Die Sterne als rotgeränderte blaue Scheibchen umschweben die rechte Hand, während die andere in
eigentümlicher Weise (vgl. 38, 39) ein Buch hält. Das Schwert geht nicht aus dem Munde, sondern
läuft wagrecht vor dem Munde hin. Die einfach - geradreihige Aufstellung- der Leuchter (drei links,
vier rechts) ist ebenso charakteristisch für diesen Flächenstil wie die Ausnützung der Richtungskon-
traste.3) Doch fehlt alle mechanische Starrheit: man beachte die ungleiche Höhe der Knäufe. Auch
ist die Zeichnung der Füße nach Belieben unvollständig. Der Schwertgriff setzt gebrochen an.

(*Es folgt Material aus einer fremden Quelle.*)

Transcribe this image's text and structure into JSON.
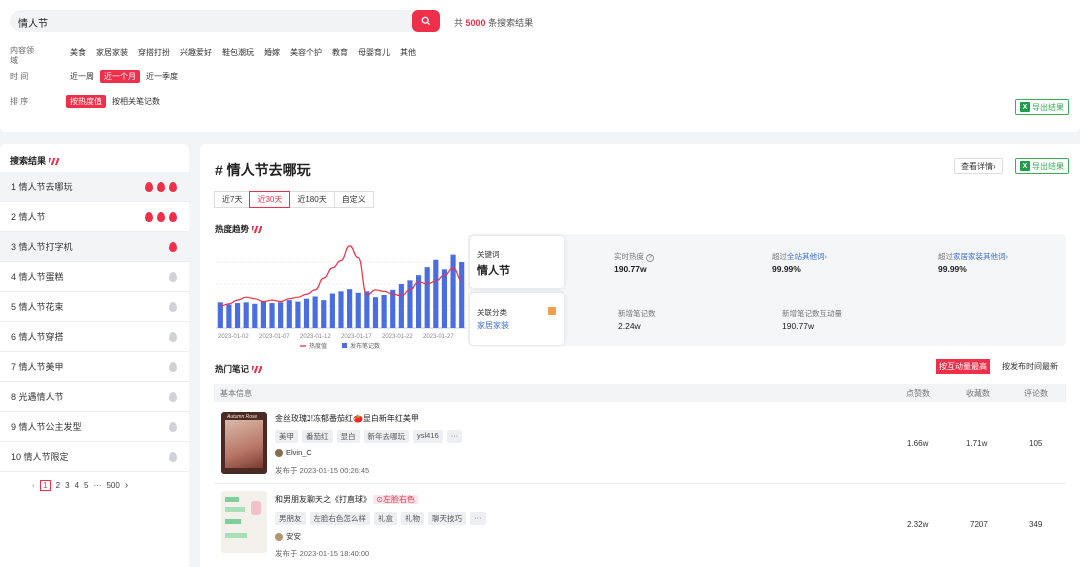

1) Gegen die Deutung als Engel (Frimmel), wie ihn der Text erwarten läßt, spricht der Kreuznimbus und das Fehlen vQn Flügeln.

2) Eine Ausnahme macht das auch sonst abweichende Blatt 8.

3) Die Leuchter bestehn aus Fuß, Schaft und Traufkelch, getrennt durch Knäufe. Im Traufkelch steckt ein langer Dom,,
auf den die Kerze gespießt ist, darüber die Flamme: Zinnober (hier fast unsichtbar).